Mogavero, nato a Castelbuono, in provincia di Palermo, diocesi di Cefalù, il 31 marzo 1947, del clero di Palermo, è stato ordinato presbitero il 12 luglio 1970 ed eletto alla sede vescovile di Mazara del Vallo il 22 febbraio 2007. Ordinato vescovo il 24 marzo 2007 è divenuto emerito il 29 luglio 2022. Fu proprio durante un viaggio ad Assisi, ancora semplice sacerdote, che conobbe una delegazione di Gorizia.

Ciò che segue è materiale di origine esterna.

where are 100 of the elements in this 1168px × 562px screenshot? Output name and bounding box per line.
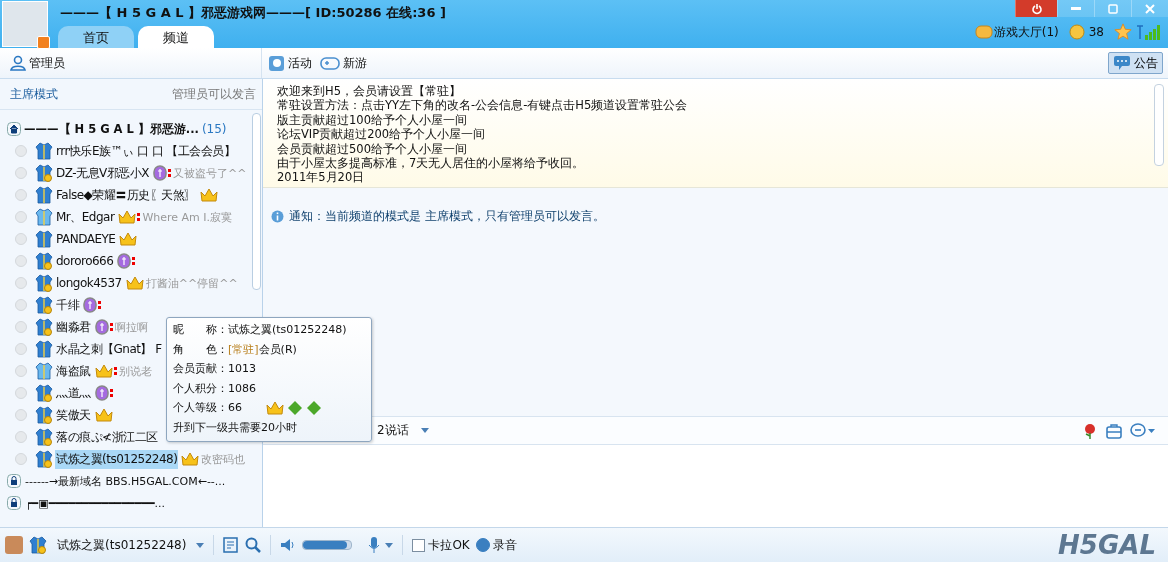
- user-signature: 打酱油^^停留^^: [145, 275, 238, 291]
- user-name[interactable]: 幽淼君: [55, 317, 92, 337]
- user-signature: 别说老: [118, 363, 152, 379]
- status-dot: [15, 387, 27, 399]
- star-icon[interactable]: [1114, 23, 1132, 41]
- crown-icon: [199, 187, 218, 203]
- admin-link[interactable]: 管理员: [10, 54, 65, 72]
- user-name[interactable]: DZ-无息V邪恶小X: [55, 163, 150, 183]
- contribution-text: 会员贡献：1013: [173, 361, 256, 377]
- coin-icon: [1068, 24, 1085, 40]
- status-dot: [15, 299, 27, 311]
- lock-icon: [7, 474, 21, 488]
- status-dot: [15, 431, 27, 443]
- status-dot: [15, 365, 27, 377]
- status-dot: [15, 453, 27, 465]
- crown-icon: [119, 231, 138, 247]
- avatar[interactable]: [2, 1, 48, 47]
- scrollbar[interactable]: [1154, 84, 1164, 166]
- volume-slider[interactable]: [302, 540, 353, 550]
- nickname-value: 试炼之翼(ts01252248): [228, 322, 347, 338]
- bulletin-line: 由于小屋太多提高标准，7天无人居住的小屋将给予收回。: [277, 156, 586, 171]
- game-hall-link[interactable]: 游戏大厅(1): [974, 23, 1059, 41]
- microphone-dropdown[interactable]: [368, 537, 394, 553]
- toolbox-icon[interactable]: [1106, 422, 1122, 439]
- tab[interactable]: 频道: [138, 26, 214, 48]
- document-icon[interactable]: [223, 537, 240, 553]
- user-signature: Where Am I.寂寞: [142, 209, 233, 225]
- mode-link[interactable]: 主席模式: [10, 85, 58, 103]
- home-icon[interactable]: [7, 122, 21, 136]
- shirt-medal-icon: [35, 252, 53, 270]
- channel-name[interactable]: ———【 H 5 G A L 】邪恶游...: [24, 121, 199, 137]
- shirt-icon: [35, 142, 53, 160]
- status-icon: [37, 36, 50, 49]
- sub-channel-name[interactable]: ------→最新域名 BBS.H5GAL.COM←--...: [25, 473, 226, 489]
- mode-rule: 管理员可以发言: [172, 85, 256, 103]
- shirt-medal-icon: [35, 164, 53, 182]
- bulletin-line: 论坛VIP贡献超过200给予个人小屋一间: [277, 127, 487, 142]
- crown-icon: [181, 451, 200, 467]
- status-dot: [15, 343, 27, 355]
- role-value: 会员(R): [258, 341, 297, 357]
- user-name[interactable]: Mr、Edgar: [55, 207, 116, 227]
- level-text: 个人等级：66: [173, 400, 242, 416]
- crown-icon: [125, 275, 144, 291]
- bulletin-line: 欢迎来到H5，会员请设置【常驻】: [277, 84, 462, 99]
- tab[interactable]: 首页: [58, 26, 134, 48]
- user-name[interactable]: longok4537: [55, 275, 123, 291]
- user-name[interactable]: dororo666: [55, 253, 115, 269]
- toolbar-link[interactable]: 新游: [320, 54, 367, 72]
- toolbar-link[interactable]: 活动: [268, 54, 312, 72]
- power-icon: [1030, 2, 1043, 15]
- user-name-dropdown[interactable]: 试炼之翼(ts01252248): [57, 536, 205, 554]
- user-name[interactable]: 水晶之刺【Gnat】 F: [55, 339, 163, 359]
- user-name[interactable]: 落の痕ぷ≮浙江二区: [55, 427, 159, 447]
- user-signature: 又被盗号了^^: [173, 165, 247, 181]
- online-count: (15): [201, 122, 227, 136]
- speaker-icon[interactable]: [280, 537, 297, 553]
- speak-mode-dropdown[interactable]: 2说话: [377, 422, 429, 439]
- bulletin-line: 版主贡献超过100给予个人小屋一间: [277, 112, 468, 128]
- user-name[interactable]: 试炼之翼(ts01252248): [55, 449, 179, 469]
- sub-channel-name[interactable]: ┍━▣━━━━━━━━━━━━━━━━...: [25, 496, 166, 510]
- user-name[interactable]: 灬道灬: [55, 383, 92, 403]
- user-name[interactable]: 海盗鼠: [55, 361, 92, 381]
- channel-title: ———【 H 5 G A L 】邪恶游戏网———[ ID:50286 在线:36 ]: [60, 4, 446, 22]
- crown-icon: [94, 407, 113, 423]
- user-name[interactable]: 笑傲天: [55, 405, 92, 425]
- status-dot: [15, 167, 27, 179]
- minimize-icon: [1071, 7, 1081, 10]
- user-name[interactable]: 千绯: [55, 295, 80, 315]
- user-name[interactable]: False◆荣耀〓历史〖天煞〗: [55, 185, 197, 205]
- shirt-medal-icon: [35, 274, 53, 292]
- user-name[interactable]: rrr快乐E族™ぃ 口 口 【工会会员】: [55, 141, 237, 161]
- flower-icon[interactable]: [1082, 422, 1098, 439]
- record-toggle[interactable]: 录音: [475, 536, 517, 554]
- power-button[interactable]: [1015, 0, 1057, 17]
- karaoke-checkbox[interactable]: 卡拉OK: [412, 536, 470, 554]
- status-dot: [15, 321, 27, 333]
- shield-icon: [83, 297, 97, 313]
- status-dot: [15, 189, 27, 201]
- minimize-button[interactable]: [1057, 0, 1094, 17]
- bulletin-line: 2011年5月20日: [277, 170, 366, 185]
- search-icon[interactable]: [245, 537, 262, 553]
- crown-icon: [94, 363, 113, 379]
- close-button[interactable]: [1131, 0, 1168, 17]
- info-icon: [271, 210, 284, 223]
- announcement-button[interactable]: 公告: [1108, 52, 1163, 74]
- caret-icon: [420, 428, 429, 433]
- chat-bubble-icon[interactable]: [1130, 422, 1156, 439]
- shield-icon: [94, 319, 109, 335]
- user-icon: [10, 55, 26, 71]
- shirt-medal-icon: [35, 296, 53, 314]
- next-level-text: 升到下一级共需要20小时: [173, 419, 297, 435]
- microphone-icon: [368, 537, 381, 553]
- role-tag: [常驻]: [228, 341, 259, 357]
- maximize-button[interactable]: [1094, 0, 1131, 17]
- scrollbar[interactable]: [252, 113, 261, 290]
- shield-icon: [94, 385, 109, 401]
- notice-text: 通知：当前频道的模式是 主席模式，只有管理员可以发言。: [289, 208, 605, 225]
- user-name[interactable]: PANDAEYE: [55, 231, 117, 247]
- lock-icon: [7, 496, 21, 510]
- shirt-medal-icon: [35, 384, 53, 402]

«Andando a un campo Acr ad Assisi conobbi tre ragazze di Gorizia. Da allora, siamo rimasti amici tanto che alla mia consacrazione episcopale c’era una cospicua delegazione goriziana», ricorda monsignor Mogavero. Una realtà, quella dell’arcidiocesi di Gorizia, «diversa per architettura e tradizioni liturgiche ma ugualmente di confine come quella che mi sono ritrovato a guidare, anni dopo, a Mazara del Vallo». Il presule ricorda i momenti di incontro e quanto si sia costruito nella sua diocesi. «Da tempo c’è ascolto e si garantiscono servizi per chi viene a stabilirsi da noi, consentendo l’integrazione ma anche una convivenza migliore».

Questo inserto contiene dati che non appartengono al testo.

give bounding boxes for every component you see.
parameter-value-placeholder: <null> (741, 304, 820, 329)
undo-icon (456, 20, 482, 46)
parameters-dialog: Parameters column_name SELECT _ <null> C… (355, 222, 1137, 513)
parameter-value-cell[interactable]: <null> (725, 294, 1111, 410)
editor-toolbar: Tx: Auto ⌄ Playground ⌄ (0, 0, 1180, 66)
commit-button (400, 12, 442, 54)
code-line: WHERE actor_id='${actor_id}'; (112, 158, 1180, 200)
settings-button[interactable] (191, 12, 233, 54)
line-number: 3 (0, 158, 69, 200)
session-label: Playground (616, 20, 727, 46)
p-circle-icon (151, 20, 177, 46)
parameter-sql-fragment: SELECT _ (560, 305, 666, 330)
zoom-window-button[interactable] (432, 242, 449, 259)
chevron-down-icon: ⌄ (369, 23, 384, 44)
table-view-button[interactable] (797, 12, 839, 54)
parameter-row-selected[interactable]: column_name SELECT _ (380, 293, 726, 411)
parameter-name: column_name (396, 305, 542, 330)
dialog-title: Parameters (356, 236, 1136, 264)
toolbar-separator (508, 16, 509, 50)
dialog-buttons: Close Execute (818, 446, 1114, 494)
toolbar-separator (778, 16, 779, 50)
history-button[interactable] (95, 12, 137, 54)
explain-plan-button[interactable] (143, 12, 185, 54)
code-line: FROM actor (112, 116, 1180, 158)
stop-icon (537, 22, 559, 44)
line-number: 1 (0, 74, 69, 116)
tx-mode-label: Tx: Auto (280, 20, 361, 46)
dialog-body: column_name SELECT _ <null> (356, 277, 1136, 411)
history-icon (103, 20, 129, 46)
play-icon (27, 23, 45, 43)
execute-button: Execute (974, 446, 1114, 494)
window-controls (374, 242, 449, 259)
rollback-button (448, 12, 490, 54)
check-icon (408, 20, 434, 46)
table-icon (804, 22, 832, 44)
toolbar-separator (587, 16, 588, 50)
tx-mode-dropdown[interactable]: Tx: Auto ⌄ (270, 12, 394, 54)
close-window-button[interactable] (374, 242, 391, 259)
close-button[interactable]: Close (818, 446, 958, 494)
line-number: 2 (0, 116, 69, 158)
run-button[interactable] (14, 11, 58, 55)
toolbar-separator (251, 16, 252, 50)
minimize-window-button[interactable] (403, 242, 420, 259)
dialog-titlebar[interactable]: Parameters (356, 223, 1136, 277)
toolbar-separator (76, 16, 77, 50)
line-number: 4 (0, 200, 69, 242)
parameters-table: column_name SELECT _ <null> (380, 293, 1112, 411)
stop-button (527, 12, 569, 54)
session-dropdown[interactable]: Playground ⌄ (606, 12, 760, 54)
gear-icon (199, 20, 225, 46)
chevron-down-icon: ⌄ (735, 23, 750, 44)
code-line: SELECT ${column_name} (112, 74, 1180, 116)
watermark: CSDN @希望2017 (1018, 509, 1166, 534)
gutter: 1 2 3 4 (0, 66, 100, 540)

La garanzia dei servizi da parte delle parrocchie, dunque, può essere una risorsa: nello specifico un sollievo eventuale per la situazione di Monfalcone (anche se l’apertura della parrocchia del Duomo con l’oratorio San Michele non è stata affatto accolta, nda) ma anche nella tragica Rotta Balcanica. «Dobbiamo essere una Chiesa in cerca di dialogo e accoglienza, non portando a marginalità o isolamento, cosa che io ho vissuto in prima persona gestendo l’Isola di Pantelleria».

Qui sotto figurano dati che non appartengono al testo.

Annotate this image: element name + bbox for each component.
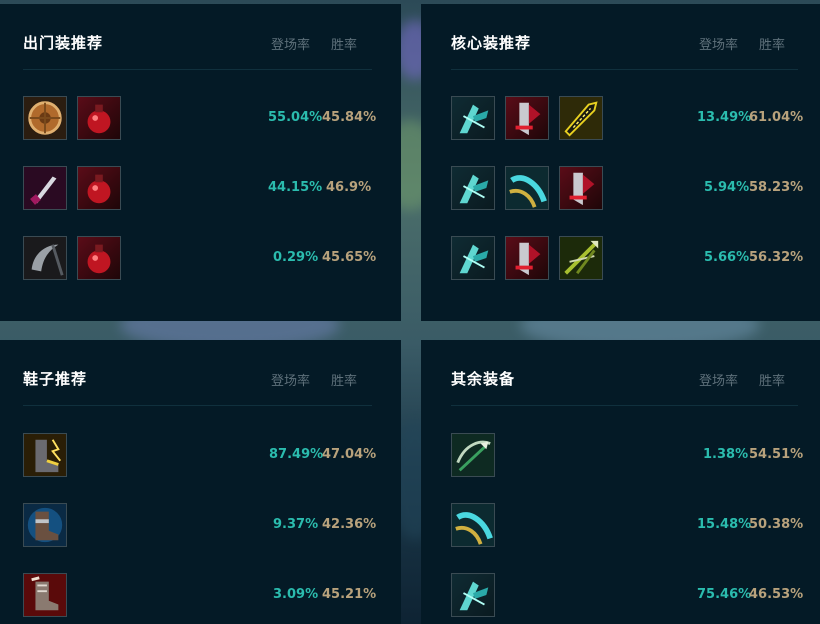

Il mare, che nel caso della Sicilia è chiaramente un ponte e non è paragonabile alla situazione migratoria dei Balcani, è stato un elemento, secondo monsignor Mogavero, di vicinanza e di aggregazione: «La barca è l’unico posto in cui tutti sono uguali, hanno gli stessi doveri e gli stessi rischi, che corrono assieme. La Chiesa deve essere così, dove tutti sono uguali ma dove, in questo caso i migranti, si devono poter sentire a casa loro. Tra i progetti che abbiamo messo in piedi a Mazara non solo quelli per le famiglie ma anche per adolescenti e adulti, con corsi di lingua che non devono essere visti, né essere, luoghi o esperienze che obbligano alla conversione; una Chiesa di servizio che sa annunciare il Vangelo».

Tra i temi che abbiamo voluto sottoporre a monsignor Mogavero anche la formazione del futuro clero, consci che la struttura attuale del seminario, «ancora di stampo tridentino e mai cambiata», come conferma il presule, sia obsoleta e da riformare. «A novembre la Cei ha approvato un testo sulla formazione del clero ed è chiaro che il Seminario, in sé, va rivisto perché non accoglie più adolescenti ma giovani uomini di venti, trenta, quarant’anni che devono imparare a gestirsi e a cercare i servizi e che vedano le proprie personalità valorizzate. Il seminario, oggigiorno, fornisce i servizi ma poi? È come dover guidare una barca in mare aperto che prima era gestita da altri. Dobbiamo creare vestiti nuovi e non, nel Terzo Millennio, mettere le toppe».

Sul Sinodo, infine, la posizione è di attesa: «I documenti non hanno mai risolto granché ma c’è da attendere l’elaborato finale. Bisogna, invece, domandarsi chi è il presbitero oggi perché, se all’episcopato vengono elevati più religiosi che diocesani è un segnale ben chiaro di fragilità clericale. Forse l’esempio delle Chiese del Nordafrica, con diocesi enormi e numeri piccoli, ci potrebbero aiutare nel capire il governo, quantomai facile», conclude Mogavero.